Les érotiques d’Anne-Sophie Tschiegg

Les éditions Chic médias initient une nouvelle série d’ouvrages consacrés à l’érotisme vu au prisme de la création artistique. La Collection desseins dévoile ainsi son premier numéro au titre délicieusement frondeur : Assez flirté, baisser culotte ! Le travail d’Anne-Sophie Tschiegg, peintre et illustratrice strasbourgeoise, y apparaît ponctué de fragments de textes poétiques.

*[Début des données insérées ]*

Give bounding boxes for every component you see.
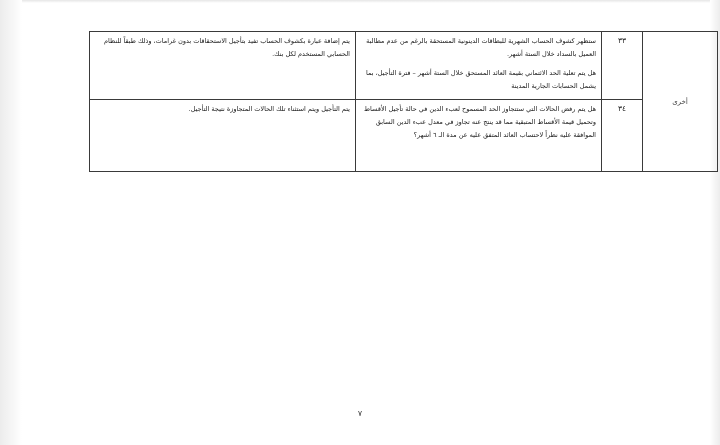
question-text: ستظهر كشوف الحساب الشهرية للبطاقات الدينونية المستحقة بالرغم من عدم مطالبة العميل بالسداد خلال الستة أشهر.: [366, 37, 596, 58]
category-cell: [643, 32, 718, 172]
row-number-cell: [602, 32, 643, 100]
row-number: ٣٣: [617, 36, 627, 45]
answer-text: يتم التأجيل ويتم استثناء تلك الحالات المتجاوزة نتيجة التأجيل.: [188, 105, 350, 113]
answer-cell: [90, 32, 356, 100]
category-label: أخرى: [672, 97, 688, 106]
answer-text: يتم إضافة عبارة بكشوف الحساب تفيد بتأجيل الاستحقاقات بدون غرامات، وذلك طبقاً للنظام الحسابي المستخدم لكل بنك.: [104, 37, 350, 58]
question-cell: [356, 32, 602, 100]
answer-cell: [90, 100, 356, 172]
table-row: [90, 32, 718, 100]
table-row: [90, 100, 718, 172]
faq-table: [89, 31, 718, 172]
page-shadow-left: [0, 0, 22, 445]
row-number: ٣٤: [617, 104, 627, 113]
page-shadow-top: [0, 0, 720, 3]
page-number: ٧: [357, 409, 363, 418]
question-cell: [356, 100, 602, 172]
row-number-cell: [602, 100, 643, 172]
question-text: هل يتم تعلية الحد الائتماني بقيمة العائد المستحق خلال الستة أشهر – فترة التأجيل، بما يشمل الحسابات الجارية المدينة: [366, 69, 596, 90]
question-text: هل يتم رفض الحالات التي ستتجاوز الحد المسموح لعبء الدين في حالة تأجيل الأقساط وتحميل قيمة الأقساط المتبقية مما قد ينتج عنه تجاوز في معدل عبء الدين السابق الموافقة عليه نظراً لاحتساب العائد المتفق عليه عن مدة الـ ٦ أشهر؟: [364, 105, 596, 139]
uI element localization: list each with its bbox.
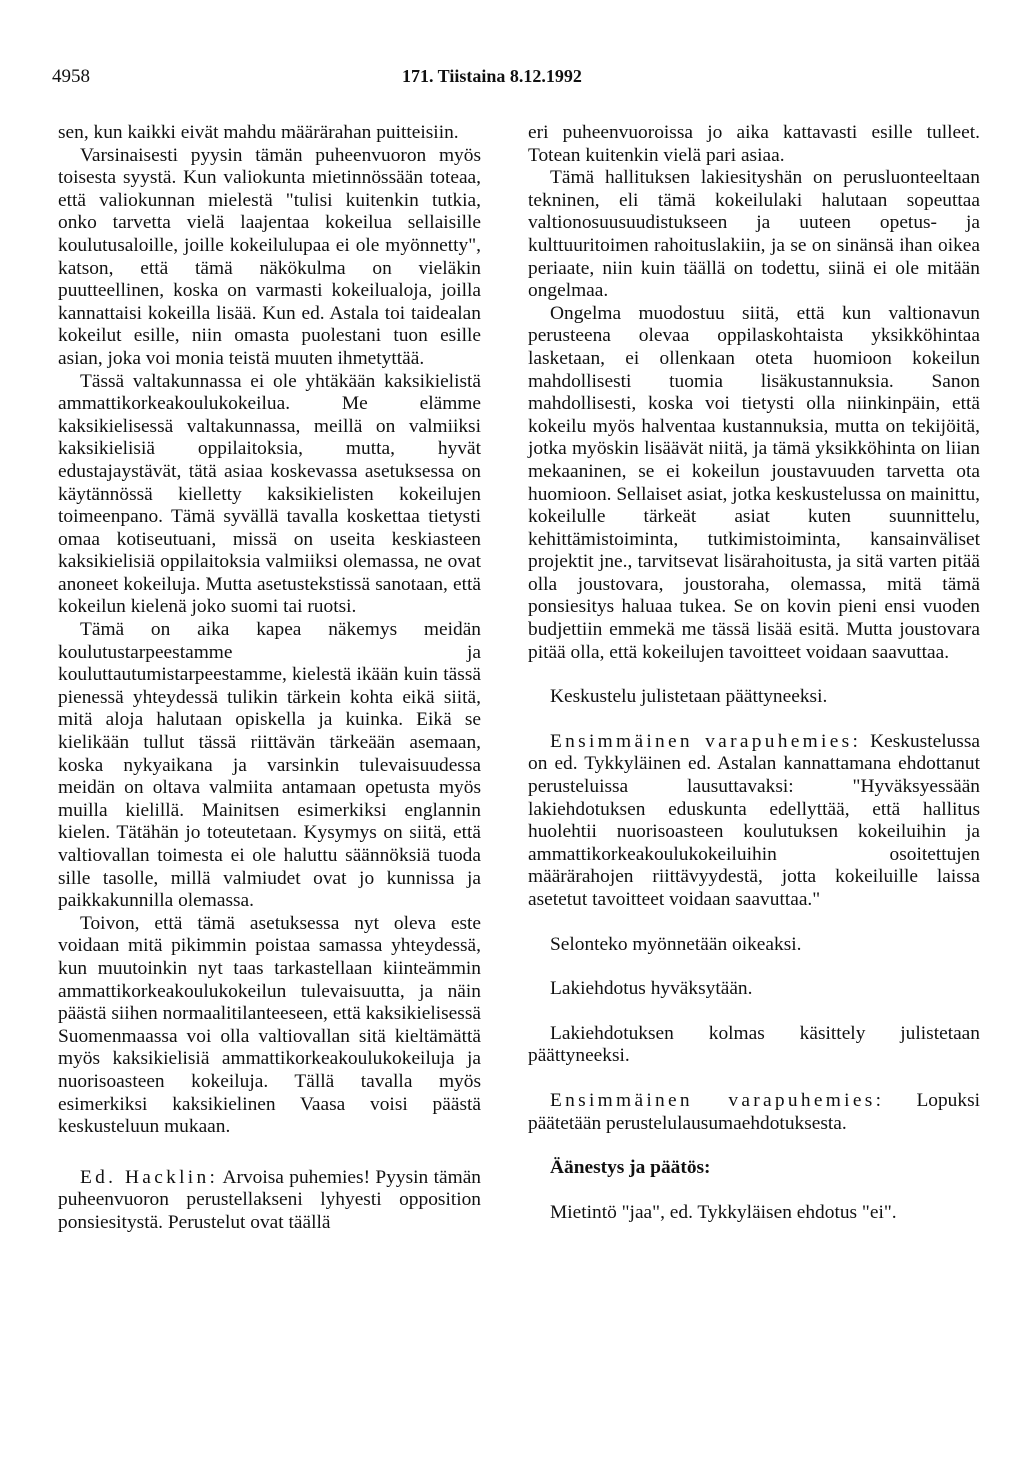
paragraph: Selonteko myönnetään oikeaksi. bbox=[550, 933, 802, 955]
paragraph: Tässä valtakunnassa ei ole yhtäkään kaksikielistä ammattikorkeakoulukokeilua. Me elämme kaksikielisessä valtakunnassa, meillä on valmiiksi kaksikielisiä oppilaitoksia, mutta, hyvät edustajaystävät, tätä asiaa koskevassa asetuksessa on käytännössä kielletty kaksikielisten kokeilujen toimeenpano. Tämä syvällä tavalla koskettaa tietysti omaa kotiseutuani, missä on useita keskiasteen kaksikielisiä oppilaitoksia valmiiksi olemassa, ne ovat anoneet kokeiluja. Mutta asetustekstissä sanotaan, että kokeilun kielenä joko suomi tai ruotsi. bbox=[58, 370, 481, 618]
section-heading: Äänestys ja päätös: bbox=[550, 1157, 711, 1179]
right-column bbox=[528, 122, 980, 1224]
speech-text: Arvoisa puhemies! Pyysin tämän puheenvuoron perustellakseni lyhyesti opposition ponsiesitystä. Perustelut ovat täällä bbox=[58, 1166, 481, 1233]
paragraph: Lakiehdotus hyväksytään. bbox=[550, 978, 753, 1000]
speaker-name: Ensimmäinen varapuhemies: bbox=[550, 1089, 885, 1111]
paragraph: Varsinaisesti pyysin tämän puheenvuoron myös toisesta syystä. Kun valiokunta mietinnössään toteaa, että valiokunnan mielestä "tulisi kuitenkin tutkia, onko tarvetta vielä laajentaa kokeilua sellaisille koulutusaloille, joille kokeilulupaa ei ole myönnetty", katson, että tämä näkökulma on vieläkin puutteellinen, koska on varmasti kokeilualoja, joilla kannattaisi kokeilla lisää. Kun ed. Astala toi taidealan kokeilut esille, niin omasta puolestani tuon esille asian, joka voi monia teistä muuten ihmetyttää. bbox=[58, 144, 481, 369]
speech-text: Lopuksi päätetään perustelulausumaehdotuksesta. bbox=[528, 1089, 980, 1134]
speaker-name: Ensimmäinen varapuhemies: bbox=[550, 730, 862, 752]
paragraph: Toivon, että tämä asetuksessa nyt oleva este voidaan mitä pikimmin poistaa samassa yhteydessä, kun muutoinkin nyt taas tarkastellaan kiinteämmin ammattikorkeakoulukokeilun tulevaisuutta, ja näin päästä siihen normaalitilanteeseen, että kaksikielisessä Suomenmaassa voi olla valtiovallan sitä kieltämättä myös kaksikielisiä ammattikorkeakoulukokeiluja ja nuorisoasteen kokeiluja. Tällä tavalla myös esimerkiksi kaksikielinen Vaasa voisi päästä keskusteluun mukaan. bbox=[58, 912, 481, 1138]
paragraph: Keskustelu julistetaan päättyneeksi. bbox=[550, 686, 828, 708]
paragraph: Tämä on aika kapea näkemys meidän koulutustarpeestamme ja kouluttautumistarpeestamme, kielestä ikään kuin tässä pienessä yhteydessä tulikin tärkein kohta eikä siitä, mitä aloja halutaan opiskella ja kuinka. Eikä se kielikään tullut tässä riittävän tärkeään asemaan, koska nykyaikana ja varsinkin tulevaisuudessa meidän on oltava valmiita antamaan opetusta myös muilla kielillä. Mainitsen esimerkiksi englannin kielen. Tätähän jo toteutetaan. Kysymys on siitä, että valtiovallan toimesta ei ole haluttu säännöksiä tuoda sille tasolle, millä valmiudet ovat jo kunnissa ja paikkakunnilla olemassa. bbox=[58, 619, 481, 912]
speaker-paragraph bbox=[58, 1167, 481, 1235]
paragraph: sen, kun kaikki eivät mahdu määrärahan puitteisiin. bbox=[58, 122, 459, 143]
speech-text: Keskustelussa on ed. Tykkyläinen ed. Astalan kannattamana ehdottanut perusteluissa lausuttavaksi: "Hyväksyessään lakiehdotuksen eduskunta edellyttää, että hallitus huolehtii nuorisoasteen koulutuksen kokeiluihin ja ammattikorkeakoulukokeiluihin osoitettujen määrärahojen riittävyydestä, jotta kokeiluille laissa asetetut tavoitteet voidaan saavuttaa." bbox=[528, 730, 980, 910]
paragraph: Lakiehdotuksen kolmas käsittely julistetaan päättyneeksi. bbox=[528, 1022, 980, 1067]
paragraph: Ongelma muodostuu siitä, että kun valtionavun perusteena olevaa oppilaskohtaista yksikköhintaa lasketaan, ei ollenkaan oteta huomioon kokeilun mahdollisesti tuomia lisäkustannuksia. Sanon mahdollisesti, koska voi tietysti olla niinkinpäin, että kokeilu myös halventaa kustannuksia, mutta on tekijöitä, jotka myöskin lisäävät niitä, ja tämä yksikköhinta on liian mekaaninen, se ei kokeilun joustavuuden tarvetta ota huomioon. Sellaiset asiat, jotka keskustelussa on mainittu, kokeilulle tärkeät asiat kuten suunnittelu, kehittämistoiminta, tutkimistoiminta, kansainväliset projektit jne., tarvitsevat lisärahoitusta, ja sitä varten pitää olla joustovara, joustoraha, olemassa, mitä tämä ponsiesitys haluaa tukea. Se on kovin pieni ensi vuoden budjettiin emmekä me tässä lisää esitä. Mutta joustovara pitää olla, että kokeilujen tavoitteet voidaan saavuttaa. bbox=[528, 302, 980, 663]
left-column bbox=[58, 122, 481, 1235]
paragraph: Tämä hallituksen lakiesityshän on perusluonteeltaan tekninen, eli tämä kokeilulaki halutaan sopeuttaa valtionosuusuudistukseen ja uuteen opetus- ja kulttuuritoimen rahoituslakiin, ja se on sinänsä ihan oikea periaate, niin kuin täällä on todettu, siinä ei ole mitään ongelmaa. bbox=[528, 167, 980, 302]
running-head: 171. Tiistaina 8.12.1992 bbox=[402, 66, 582, 86]
page-number: 4958 bbox=[52, 66, 90, 87]
page-header bbox=[52, 66, 972, 90]
speaker-paragraph bbox=[528, 1090, 980, 1135]
paragraph: eri puheenvuoroissa jo aika kattavasti esille tulleet. Totean kuitenkin vielä pari asiaa. bbox=[528, 122, 980, 166]
speaker-name: Ed. Hacklin: bbox=[80, 1166, 219, 1188]
paragraph: Mietintö "jaa", ed. Tykkyläisen ehdotus "ei". bbox=[550, 1201, 897, 1223]
speaker-paragraph bbox=[528, 731, 980, 912]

Le rose aux joues, langues goulûment entremêlées dans une ronde sans fin qui conduit la main de l’une à détailler la vulve de l’autre, les femmes s’enlacent, nues, ayant parfois gardé pour seuls vêtements, bas et chaussures pour mieux souligner la rondeur des fesses où la noirceur de la toison. Beaucoup de corps féminins dans ce carnet au format intime : des femmes entre elles qui se palpent, se lèchent, se pénètrent. L’homme souvent y est discret, résumé à son seul membre, toujours rouge et turgescent pour mieux en signaler le danger qu’il dissimule, la perte de soi offerte à celle qui l’accueillera dans son con. Anne-Sophie Tschiegg instigue le mélange de la retenue délicate et de l’expression sans fard d’une sexualité impétueuse. Triolisme lesbien, god ceinture, facesitting, sodomie, se lient alors à des visages à demi masqués par la chevelure ou le genou, parfois les paupières sont closes, laissant les figures relâchées et vulnérables, ouvertes aux sensations. Filles solitaires et alanguies, les pauses les plus retenues rappellent la douceur colorée de certaines odalisques de Matisse.

« Le frottement d’un index sur un Ipad », voici comment l’artiste s’y est prise pour réaliser ces dessins sensuels aux couleurs assourdies et délicates, où souvent le vieux rose répond au vert amande. Comme dans ses peintures, Anne-Sophie Tschiegg, laisse ici la couleur abonder par superpositions. Les couches numériques s’enchevêtrent plus ou moins en transparence. Si ces dessins n’ont rien de réalistes par le choix de la gamme chromatique, on a néanmoins le sentiment de parcourir un journal intime érotique, rappelant peut-être au féminin l’entreprise de Bernard Dufour. Les fragments poétiques, parfois empruntés à d’autres plumes, rythment les tribulations de la chair amoureuse. Peu importe que l’ouvrage relate des expériences réelles ou fantasmatiques, l’imaginaire est aussi une modalité du vécu et non des moindres si ce n’est la seule. On se caresse, on se fait jouir, seul ou à plusieurs, et toujours l’histoire recommence jusqu’à épuisement.